Bankruptcy experts advise consumers to try not to borrow money too quickly. Instead, they should make timely payments every month to help re-establish their credit and get loans on more favorable terms.

Jessica Cecere, president of the Consumer Credit Counseling Service of Palm Beach County/Treasure Coast of Florida, suggests waiting until your credit score has increased.

Cecere says a "650 or above is when you can shop for a decent rate."

Don't know your credit score? You can check it for free at myBankrate.

Another smart move: Keep an emergency reserve.

"Bankrupt consumers are in a better position to save because they've eliminated their debt and they need to plan for their financial future again," says Cecere. "I always say, save 10% of your income, and the minimum is whatever you can manage. Save pennies or change if you have no room in your budget and you are paying off debt."

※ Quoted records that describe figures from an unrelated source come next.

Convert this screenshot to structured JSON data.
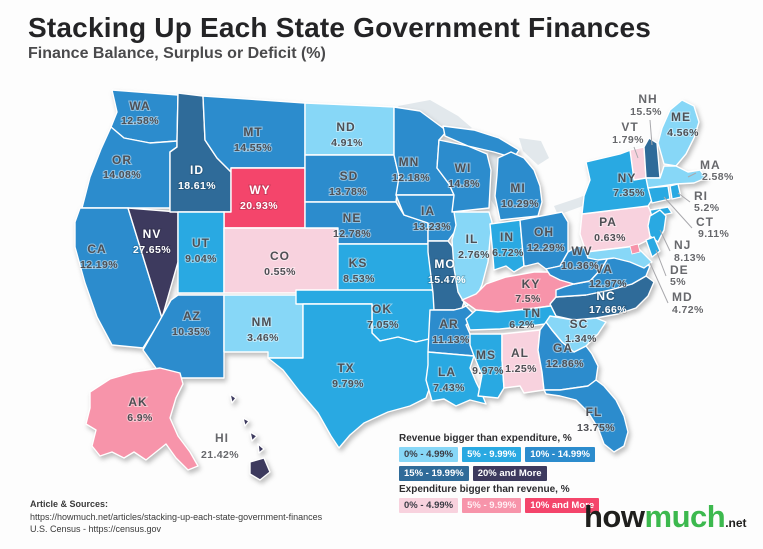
{
  "title": "Stacking Up Each State Government Finances",
  "subtitle": "Finance Balance, Surplus or Deficit (%)",
  "colors": {
    "s0": "#87d7f7",
    "s5": "#29a9e2",
    "s10": "#2c8ccd",
    "s15": "#2f6b99",
    "s20": "#3d3a5e",
    "d0": "#f8d2de",
    "d5": "#f794aa",
    "d10": "#f4456b"
  },
  "legend": {
    "surplus_title": "Revenue bigger than expenditure, %",
    "deficit_title": "Expenditure bigger than revenue, %",
    "surplus": [
      {
        "label": "0% - 4.99%",
        "color": "#87d7f7",
        "text": "#3b3c45"
      },
      {
        "label": "5% - 9.99%",
        "color": "#29a9e2",
        "text": "#ffffff"
      },
      {
        "label": "10% - 14.99%",
        "color": "#2c8ccd",
        "text": "#ffffff"
      },
      {
        "label": "15% - 19.99%",
        "color": "#2f6b99",
        "text": "#ffffff"
      },
      {
        "label": "20% and More",
        "color": "#3d3a5e",
        "text": "#ffffff"
      }
    ],
    "deficit": [
      {
        "label": "0% - 4.99%",
        "color": "#f8d2de",
        "text": "#3b3c45"
      },
      {
        "label": "5% - 9.99%",
        "color": "#f794aa",
        "text": "#ffeef3"
      },
      {
        "label": "10% and More",
        "color": "#f4456b",
        "text": "#ffffff"
      }
    ]
  },
  "states": [
    {
      "abbr": "WA",
      "value": "12.58%",
      "cat": "s10"
    },
    {
      "abbr": "OR",
      "value": "14.08%",
      "cat": "s10"
    },
    {
      "abbr": "CA",
      "value": "12.19%",
      "cat": "s10"
    },
    {
      "abbr": "NV",
      "value": "27.65%",
      "cat": "s20"
    },
    {
      "abbr": "ID",
      "value": "18.61%",
      "cat": "s15"
    },
    {
      "abbr": "MT",
      "value": "14.55%",
      "cat": "s10"
    },
    {
      "abbr": "WY",
      "value": "20.93%",
      "cat": "d10"
    },
    {
      "abbr": "UT",
      "value": "9.04%",
      "cat": "s5"
    },
    {
      "abbr": "CO",
      "value": "0.55%",
      "cat": "d0"
    },
    {
      "abbr": "AZ",
      "value": "10.35%",
      "cat": "s10"
    },
    {
      "abbr": "NM",
      "value": "3.46%",
      "cat": "s0"
    },
    {
      "abbr": "ND",
      "value": "4.91%",
      "cat": "s0"
    },
    {
      "abbr": "SD",
      "value": "13.78%",
      "cat": "s10"
    },
    {
      "abbr": "NE",
      "value": "12.78%",
      "cat": "s10"
    },
    {
      "abbr": "KS",
      "value": "8.53%",
      "cat": "s5"
    },
    {
      "abbr": "OK",
      "value": "7.05%",
      "cat": "s5"
    },
    {
      "abbr": "TX",
      "value": "9.79%",
      "cat": "s5"
    },
    {
      "abbr": "MN",
      "value": "12.18%",
      "cat": "s10"
    },
    {
      "abbr": "IA",
      "value": "13.23%",
      "cat": "s10"
    },
    {
      "abbr": "MO",
      "value": "15.47%",
      "cat": "s15"
    },
    {
      "abbr": "AR",
      "value": "11.13%",
      "cat": "s10"
    },
    {
      "abbr": "LA",
      "value": "7.43%",
      "cat": "s5"
    },
    {
      "abbr": "WI",
      "value": "14.8%",
      "cat": "s10"
    },
    {
      "abbr": "IL",
      "value": "2.76%",
      "cat": "s0"
    },
    {
      "abbr": "MI",
      "value": "10.29%",
      "cat": "s10"
    },
    {
      "abbr": "IN",
      "value": "6.72%",
      "cat": "s5"
    },
    {
      "abbr": "OH",
      "value": "12.29%",
      "cat": "s10"
    },
    {
      "abbr": "KY",
      "value": "7.5%",
      "cat": "d5"
    },
    {
      "abbr": "TN",
      "value": "6.2%",
      "cat": "s5"
    },
    {
      "abbr": "MS",
      "value": "9.97%",
      "cat": "s5"
    },
    {
      "abbr": "AL",
      "value": "1.25%",
      "cat": "d0"
    },
    {
      "abbr": "GA",
      "value": "12.86%",
      "cat": "s10"
    },
    {
      "abbr": "FL",
      "value": "13.75%",
      "cat": "s10"
    },
    {
      "abbr": "SC",
      "value": "1.34%",
      "cat": "s0"
    },
    {
      "abbr": "NC",
      "value": "17.66%",
      "cat": "s15"
    },
    {
      "abbr": "VA",
      "value": "12.97%",
      "cat": "s10"
    },
    {
      "abbr": "WV",
      "value": "10.36%",
      "cat": "s10"
    },
    {
      "abbr": "PA",
      "value": "0.63%",
      "cat": "d0"
    },
    {
      "abbr": "NY",
      "value": "7.35%",
      "cat": "s5"
    },
    {
      "abbr": "VT",
      "value": "1.79%",
      "cat": "d0"
    },
    {
      "abbr": "NH",
      "value": "15.5%",
      "cat": "s15"
    },
    {
      "abbr": "ME",
      "value": "4.56%",
      "cat": "s0"
    },
    {
      "abbr": "MA",
      "value": "2.58%",
      "cat": "s0"
    },
    {
      "abbr": "RI",
      "value": "5.2%",
      "cat": "s5"
    },
    {
      "abbr": "CT",
      "value": "9.11%",
      "cat": "s5"
    },
    {
      "abbr": "NJ",
      "value": "8.13%",
      "cat": "s5"
    },
    {
      "abbr": "DE",
      "value": "5%",
      "cat": "s5"
    },
    {
      "abbr": "MD",
      "value": "4.72%",
      "cat": "s0"
    },
    {
      "abbr": "AK",
      "value": "6.9%",
      "cat": "d5"
    },
    {
      "abbr": "HI",
      "value": "21.42%",
      "cat": "s20"
    }
  ],
  "sources": {
    "heading": "Article & Sources:",
    "line1": "https://howmuch.net/articles/stacking-up-each-state-government-finances",
    "line2": "U.S. Census - https://census.gov"
  },
  "logo": {
    "word1": "how",
    "word2": "much",
    "suffix": ".net"
  },
  "chart_data": {
    "type": "heatmap",
    "title": "Stacking Up Each State Government Finances",
    "subtitle": "Finance Balance, Surplus or Deficit (%)",
    "unit": "%",
    "note": "positive = revenue bigger than expenditure (blues), negative = expenditure bigger than revenue (pinks/reds)",
    "values": {
      "WA": 12.58,
      "OR": 14.08,
      "CA": 12.19,
      "NV": 27.65,
      "ID": 18.61,
      "MT": 14.55,
      "WY": -20.93,
      "UT": 9.04,
      "CO": -0.55,
      "AZ": 10.35,
      "NM": 3.46,
      "ND": 4.91,
      "SD": 13.78,
      "NE": 12.78,
      "KS": 8.53,
      "OK": 7.05,
      "TX": 9.79,
      "MN": 12.18,
      "IA": 13.23,
      "MO": 15.47,
      "AR": 11.13,
      "LA": 7.43,
      "WI": 14.8,
      "IL": 2.76,
      "MI": 10.29,
      "IN": 6.72,
      "OH": 12.29,
      "KY": -7.5,
      "TN": 6.2,
      "MS": 9.97,
      "AL": -1.25,
      "GA": 12.86,
      "FL": 13.75,
      "SC": 1.34,
      "NC": 17.66,
      "VA": 12.97,
      "WV": 10.36,
      "PA": -0.63,
      "NY": 7.35,
      "VT": -1.79,
      "NH": 15.5,
      "ME": 4.56,
      "MA": 2.58,
      "RI": 5.2,
      "CT": 9.11,
      "NJ": 8.13,
      "DE": 5,
      "MD": 4.72,
      "AK": -6.9,
      "HI": 21.42
    }
  }
}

Be sure to watch out for predatory-lending scams and payday loans. Predatory lenders seek credit-impaired consumers and charge them exorbitant fees for borrowing money. Payday loans let consumers postdate a check for the amount of the loan and the fees for taking out the loan. Those fees are the killer. Credit counselors say you could end up paying as much as 400% interest with a payday loan.

Restoring your credit rating

Bankrupt consumers should keep a close eye on their credit reports and credit scores. The consumers should get a copy of their reports from all of the major credit reporting institutions: Equifax, Experian and TransUnion. The reports should be examined for errors, missing and/or inaccurate information regarding current residence, employment and personal contact information.

Some experts suggest avoiding credit repair agencies.

"There are many unscrupulous agencies out there that will claim they can remove a bankruptcy or fix a credit report," says Samah Haggag, a senior marketing manager for Experian. "There is nothing a credit repair organization can do that you cannot do yourself."

So how much will a bankruptcy hurt your credit score? Fair Isaac Corp., or FICO, a company that produces one of the leading credit scores lenders use, offers two scenarios on its website that show how credit missteps (including bankruptcy) can affect scores. In these two scenarios, a bankruptcy filing can lower a credit score by as much as 240 points.

Experts say that after bankruptcy the degree of improvement in a score will vary. Credit expert Barry Paperno explains that this will depend on "what the consumer's score was prior to the bankruptcy filing, as well as to what degree the bankruptcy affected the consumer's score, how much new debt has been established and the time elapsed since the bankruptcy discharge."

A bankruptcy can remain on your credit report -- and thus impact your credit score -- for up to 10 years.

Credit cards

One way to start improving your credit is to open a secured credit card account right after you are discharged from a bankruptcy. Simply head to a bank, fill out an application and make a deposit into a secured account. The bank, in turn, provides a credit card with a credit line that's 50% to 100% of the deposit. The Federal Trade Commission says that the bank will usually pay interest on your deposit.